4.3. Functional Annotation and Differential Gene Expression Analysis

The unigenes were aligned with the NCBI’s nucleotide (nt) databases and non-redundant (nr) protein, the Kyoto Encyclopedia of Genes and Genomes (KEGG) pathway database, the Swiss-Prot protein database, and the Cluster of Orthologous Groups (COG) database. The Blast2GO program was used to assign GO terms [36]. The BLAST [37] program was used to performed COG and KEGG pathway annotation. The above searches were performed with a cut-off e-value of 10−5. The unigenes were aligned to the COG and KEGG databases to predict and classify the possible functions and metabolic pathways of the unigenes.
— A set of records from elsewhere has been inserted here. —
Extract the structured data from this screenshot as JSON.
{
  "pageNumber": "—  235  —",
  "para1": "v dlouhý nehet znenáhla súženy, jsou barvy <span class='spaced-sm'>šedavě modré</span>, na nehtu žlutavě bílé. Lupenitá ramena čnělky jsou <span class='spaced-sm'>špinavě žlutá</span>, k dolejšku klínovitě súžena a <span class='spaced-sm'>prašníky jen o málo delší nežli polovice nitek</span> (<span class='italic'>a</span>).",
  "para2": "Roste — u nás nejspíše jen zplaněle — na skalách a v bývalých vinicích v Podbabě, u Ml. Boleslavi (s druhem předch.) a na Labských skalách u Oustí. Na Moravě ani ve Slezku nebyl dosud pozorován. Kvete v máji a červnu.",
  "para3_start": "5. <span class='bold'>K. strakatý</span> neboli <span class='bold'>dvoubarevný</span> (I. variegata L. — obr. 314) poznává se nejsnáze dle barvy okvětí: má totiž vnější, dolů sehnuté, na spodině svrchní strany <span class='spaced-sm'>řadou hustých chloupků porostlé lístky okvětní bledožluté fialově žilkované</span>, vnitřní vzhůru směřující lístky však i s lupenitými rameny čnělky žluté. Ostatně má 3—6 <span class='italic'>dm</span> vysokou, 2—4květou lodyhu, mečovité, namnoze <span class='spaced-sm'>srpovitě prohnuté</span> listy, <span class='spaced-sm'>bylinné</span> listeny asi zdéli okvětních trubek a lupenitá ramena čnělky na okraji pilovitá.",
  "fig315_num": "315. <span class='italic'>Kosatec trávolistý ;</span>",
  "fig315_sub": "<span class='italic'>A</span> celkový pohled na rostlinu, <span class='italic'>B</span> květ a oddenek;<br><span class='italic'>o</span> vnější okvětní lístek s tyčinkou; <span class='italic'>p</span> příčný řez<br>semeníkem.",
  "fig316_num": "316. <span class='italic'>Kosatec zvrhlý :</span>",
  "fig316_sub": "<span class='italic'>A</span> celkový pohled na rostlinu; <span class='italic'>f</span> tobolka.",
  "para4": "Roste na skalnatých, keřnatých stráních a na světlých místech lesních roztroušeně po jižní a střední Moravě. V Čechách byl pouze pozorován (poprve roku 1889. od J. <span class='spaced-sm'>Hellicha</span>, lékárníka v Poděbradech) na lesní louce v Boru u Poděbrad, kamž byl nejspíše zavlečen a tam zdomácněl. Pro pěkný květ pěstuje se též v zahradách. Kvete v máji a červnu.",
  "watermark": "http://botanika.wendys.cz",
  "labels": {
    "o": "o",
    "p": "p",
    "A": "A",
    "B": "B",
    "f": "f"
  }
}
For differential gene expression analysis, Differentially expressed genes were identified using DESeq software [38,39] in each comparison, and the results were analyzed as described previously [1].
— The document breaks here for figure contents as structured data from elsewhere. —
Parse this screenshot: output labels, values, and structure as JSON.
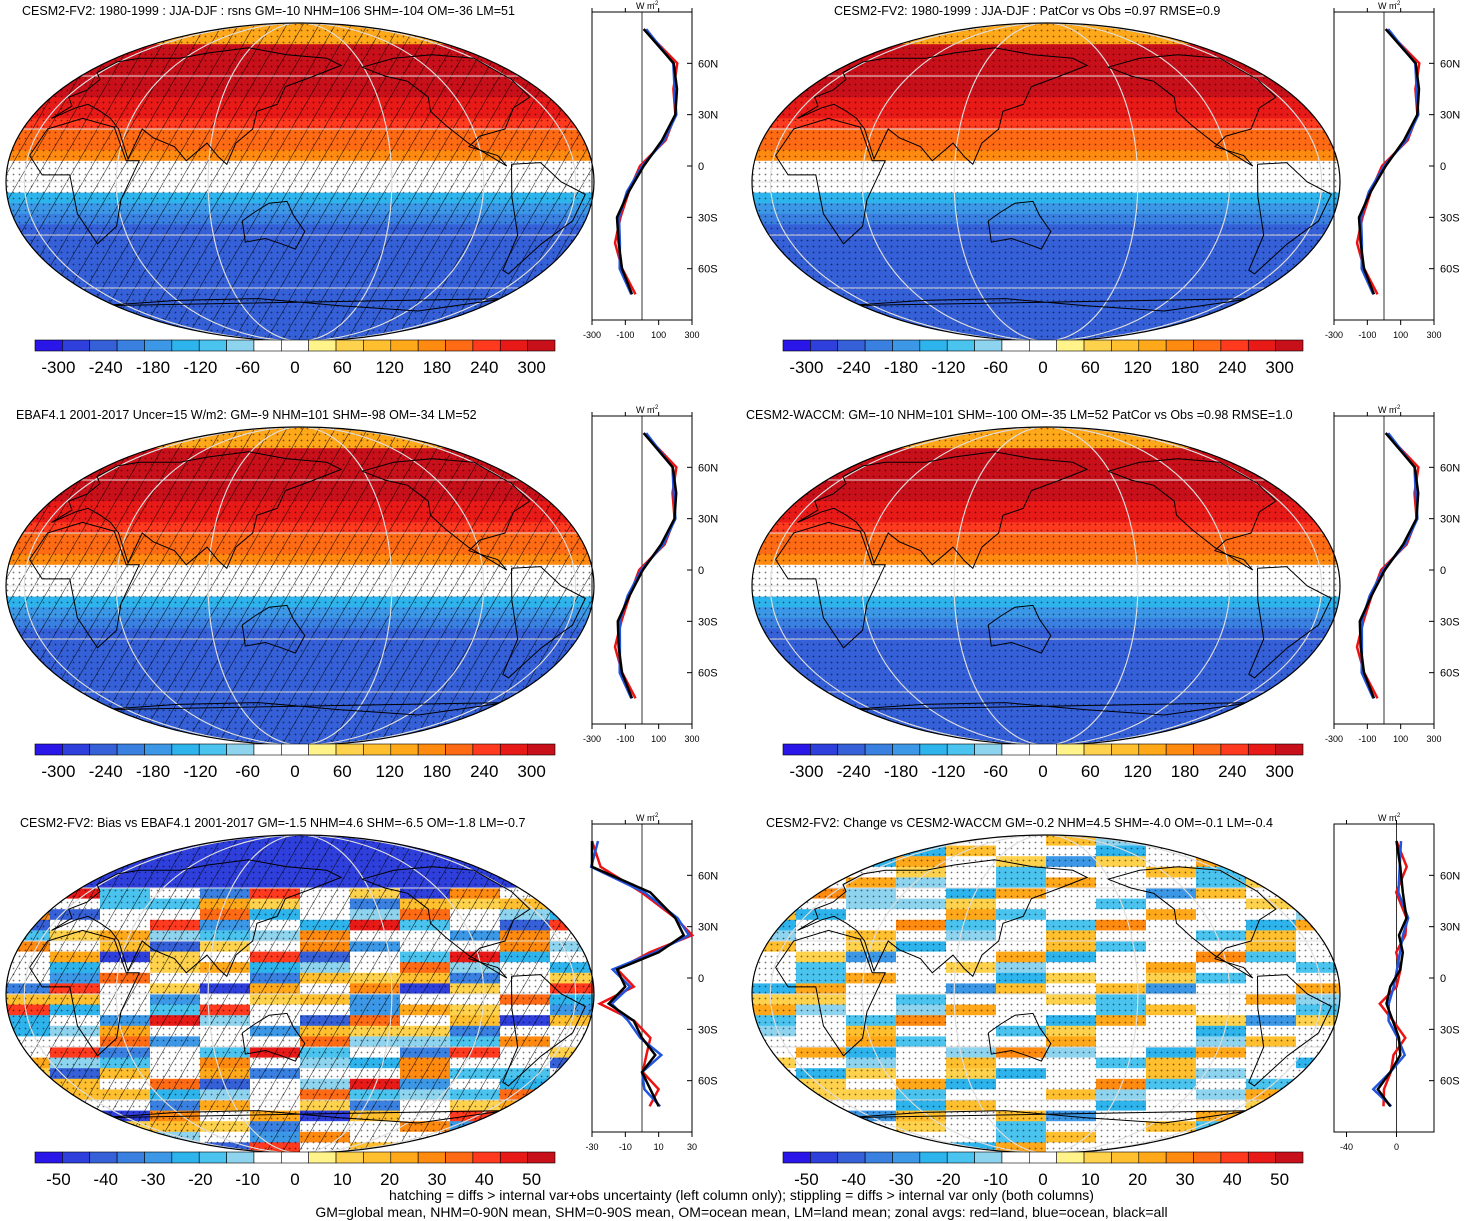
{
  "colors": {
    "palette": [
      "#2a16e8",
      "#2f3fdc",
      "#3560d8",
      "#3a80e0",
      "#3c98e6",
      "#2eb4ec",
      "#4ac4ef",
      "#8fd4ef",
      "#ffffff",
      "#ffffff",
      "#fff38a",
      "#ffd24d",
      "#ffbf2e",
      "#ffa81a",
      "#ff8a10",
      "#ff6a14",
      "#ff3a1e",
      "#e81a18",
      "#c8101a"
    ],
    "land_line": "#2255dd",
    "ocean_line": "#ee1111",
    "all_line": "#000000"
  },
  "panels": [
    {
      "title": "CESM2-FV2: 1980-1999 : JJA-DJF : rsns GM=-10 NHM=106 SHM=-104 OM=-36 LM=51",
      "hatched": true,
      "kind": "seasonal",
      "zonal_unit": "W m",
      "zonal_unit_sup": "-2",
      "zonal_xticks": [
        "-300",
        "-100",
        "100",
        "300"
      ],
      "zonal_yticks": [
        "60N",
        "30N",
        "0",
        "30S",
        "60S"
      ],
      "colorbar_labels": [
        "-300",
        "-240",
        "-180",
        "-120",
        "-60",
        "0",
        "60",
        "120",
        "180",
        "240",
        "300"
      ]
    },
    {
      "title": "CESM2-FV2: 1980-1999 : JJA-DJF : PatCor vs Obs =0.97 RMSE=0.9",
      "hatched": false,
      "kind": "seasonal",
      "zonal_unit": "W m",
      "zonal_unit_sup": "-2",
      "zonal_xticks": [
        "-300",
        "-100",
        "100",
        "300"
      ],
      "zonal_yticks": [
        "60N",
        "30N",
        "0",
        "30S",
        "60S"
      ],
      "colorbar_labels": [
        "-300",
        "-240",
        "-180",
        "-120",
        "-60",
        "0",
        "60",
        "120",
        "180",
        "240",
        "300"
      ]
    },
    {
      "title": "EBAF4.1 2001-2017 Uncer=15 W/m2: GM=-9 NHM=101 SHM=-98 OM=-34 LM=52",
      "hatched": true,
      "kind": "seasonal",
      "zonal_unit": "W m",
      "zonal_unit_sup": "-2",
      "zonal_xticks": [
        "-300",
        "-100",
        "100",
        "300"
      ],
      "zonal_yticks": [
        "60N",
        "30N",
        "0",
        "30S",
        "60S"
      ],
      "colorbar_labels": [
        "-300",
        "-240",
        "-180",
        "-120",
        "-60",
        "0",
        "60",
        "120",
        "180",
        "240",
        "300"
      ]
    },
    {
      "title": "CESM2-WACCM: GM=-10 NHM=101 SHM=-100 OM=-35 LM=52 PatCor vs Obs =0.98 RMSE=1.0",
      "hatched": false,
      "kind": "seasonal",
      "zonal_unit": "W m",
      "zonal_unit_sup": "-2",
      "zonal_xticks": [
        "-300",
        "-100",
        "100",
        "300"
      ],
      "zonal_yticks": [
        "60N",
        "30N",
        "0",
        "30S",
        "60S"
      ],
      "colorbar_labels": [
        "-300",
        "-240",
        "-180",
        "-120",
        "-60",
        "0",
        "60",
        "120",
        "180",
        "240",
        "300"
      ]
    },
    {
      "title": "CESM2-FV2: Bias vs EBAF4.1 2001-2017 GM=-1.5 NHM=4.6 SHM=-6.5 OM=-1.8 LM=-0.7",
      "hatched": true,
      "kind": "bias",
      "zonal_unit": "W m",
      "zonal_unit_sup": "-2",
      "zonal_xticks": [
        "-30",
        "-10",
        "10",
        "30"
      ],
      "zonal_yticks": [
        "60N",
        "30N",
        "0",
        "30S",
        "60S"
      ],
      "colorbar_labels": [
        "-50",
        "-40",
        "-30",
        "-20",
        "-10",
        "0",
        "10",
        "20",
        "30",
        "40",
        "50"
      ]
    },
    {
      "title": "CESM2-FV2: Change vs CESM2-WACCM GM=-0.2 NHM=4.5 SHM=-4.0 OM=-0.1 LM=-0.4",
      "hatched": false,
      "kind": "change",
      "zonal_unit": "W m",
      "zonal_unit_sup": "-2",
      "zonal_xticks": [
        "-40",
        "0"
      ],
      "zonal_yticks": [
        "60N",
        "30N",
        "0",
        "30S",
        "60S"
      ],
      "colorbar_labels": [
        "-50",
        "-40",
        "-30",
        "-20",
        "-10",
        "0",
        "10",
        "20",
        "30",
        "40",
        "50"
      ]
    }
  ],
  "footer": {
    "line1": "hatching = diffs > internal var+obs uncertainty (left column only); stippling = diffs > internal var only (both columns)",
    "line2": "GM=global mean, NHM=0-90N mean, SHM=0-90S mean, OM=ocean mean, LM=land mean; zonal avgs: red=land, blue=ocean, black=all"
  },
  "chart_data": [
    {
      "type": "heatmap",
      "title": "CESM2-FV2: 1980-1999 : JJA-DJF : rsns GM=-10 NHM=106 SHM=-104 OM=-36 LM=51",
      "colorbar_range": [
        -300,
        300
      ],
      "zonal_mean_lat": [
        80,
        60,
        45,
        30,
        15,
        0,
        -15,
        -30,
        -45,
        -60,
        -75
      ],
      "zonal_mean_all": [
        10,
        190,
        210,
        200,
        120,
        10,
        -80,
        -150,
        -140,
        -120,
        -60
      ]
    },
    {
      "type": "heatmap",
      "title": "CESM2-FV2: 1980-1999 : JJA-DJF : PatCor vs Obs =0.97 RMSE=0.9",
      "colorbar_range": [
        -300,
        300
      ],
      "zonal_mean_lat": [
        80,
        60,
        45,
        30,
        15,
        0,
        -15,
        -30,
        -45,
        -60,
        -75
      ],
      "zonal_mean_all": [
        10,
        190,
        210,
        200,
        120,
        10,
        -80,
        -150,
        -140,
        -120,
        -60
      ]
    },
    {
      "type": "heatmap",
      "title": "EBAF4.1 2001-2017 Uncer=15 W/m2: GM=-9 NHM=101 SHM=-98 OM=-34 LM=52",
      "colorbar_range": [
        -300,
        300
      ],
      "zonal_mean_lat": [
        80,
        60,
        45,
        30,
        15,
        0,
        -15,
        -30,
        -45,
        -60,
        -75
      ],
      "zonal_mean_all": [
        10,
        185,
        205,
        195,
        115,
        5,
        -75,
        -145,
        -140,
        -120,
        -60
      ]
    },
    {
      "type": "heatmap",
      "title": "CESM2-WACCM: GM=-10 NHM=101 SHM=-100 OM=-35 LM=52 PatCor vs Obs =0.98 RMSE=1.0",
      "colorbar_range": [
        -300,
        300
      ],
      "zonal_mean_lat": [
        80,
        60,
        45,
        30,
        15,
        0,
        -15,
        -30,
        -45,
        -60,
        -75
      ],
      "zonal_mean_all": [
        10,
        185,
        205,
        195,
        115,
        5,
        -75,
        -145,
        -140,
        -120,
        -60
      ]
    },
    {
      "type": "heatmap",
      "title": "CESM2-FV2: Bias vs EBAF4.1 2001-2017 GM=-1.5 NHM=4.6 SHM=-6.5 OM=-1.8 LM=-0.7",
      "colorbar_range": [
        -50,
        50
      ],
      "zonal_mean_lat": [
        80,
        65,
        50,
        35,
        25,
        15,
        5,
        -5,
        -15,
        -25,
        -35,
        -45,
        -55,
        -65,
        -75
      ],
      "zonal_mean_all": [
        -30,
        -30,
        5,
        20,
        25,
        10,
        -15,
        -10,
        -20,
        -5,
        0,
        8,
        0,
        5,
        10
      ]
    },
    {
      "type": "heatmap",
      "title": "CESM2-FV2: Change vs CESM2-WACCM GM=-0.2 NHM=4.5 SHM=-4.0 OM=-0.1 LM=-0.4",
      "colorbar_range": [
        -50,
        50
      ],
      "zonal_mean_lat": [
        80,
        65,
        50,
        35,
        25,
        15,
        5,
        -5,
        -15,
        -25,
        -35,
        -45,
        -55,
        -65,
        -75
      ],
      "zonal_mean_all": [
        0,
        3,
        5,
        8,
        2,
        5,
        3,
        -5,
        -8,
        -3,
        2,
        3,
        -5,
        -15,
        -5
      ]
    }
  ]
}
4.4. Quantitative RT-PCR (RT-qPCR) Analysis

The cDNA was synthesized from the flowering stage of the Welsh onion with total RNA in a 10-µL reaction system using PrimeScript II RTase (TaKaRa Biotechnology, Dalian, Liaoning Province, China). The reverse transcription reaction mixture contained 5 µL of total RNA (0.8 µg), 3 µL of diethylpyrocarbonate (DEPC) water, 1 µL of oligo dT (50 µM) and 1 µL of dNTP (10 mM), and the reaction was performed following the kit protocol. Three biological replicates and three technical replicates for each experiment were performed. The qPCR reactions were performed in 96-well plates on the LightCycler 480 instrument (Roche Diagnostic, Mannheim, Germany) using SYBR Green I (TaKaRa Biotechnology, Dalian, Liaoning Province, China). The qPCR primers, which were designed using Primer3 (http://frodo.wi.mit.edu/primer3/), are shown in Table S3. Each gene was analyzed using the method described previously by Qianchun Liu et al. [1].

5. Conclusions

This study investigated the important CMS-related genes and pathways in the Welsh onion by transcriptome analysis. Several key genes such as F-type ATPase, NADH dehydrogenase, and cytochrome c oxidase were observed by RNA-seq and validated by RT-qPCR. These genes were not only closely related to mitochondria but also to the nuclear–mitochondria interaction. Further functional characterization is in progress to determine the specific functions of these genes in relation to CMS in Allium fistulosum L. This study will accelerate the research on CMS gene clones and other functional genomics research on A. fistulosum.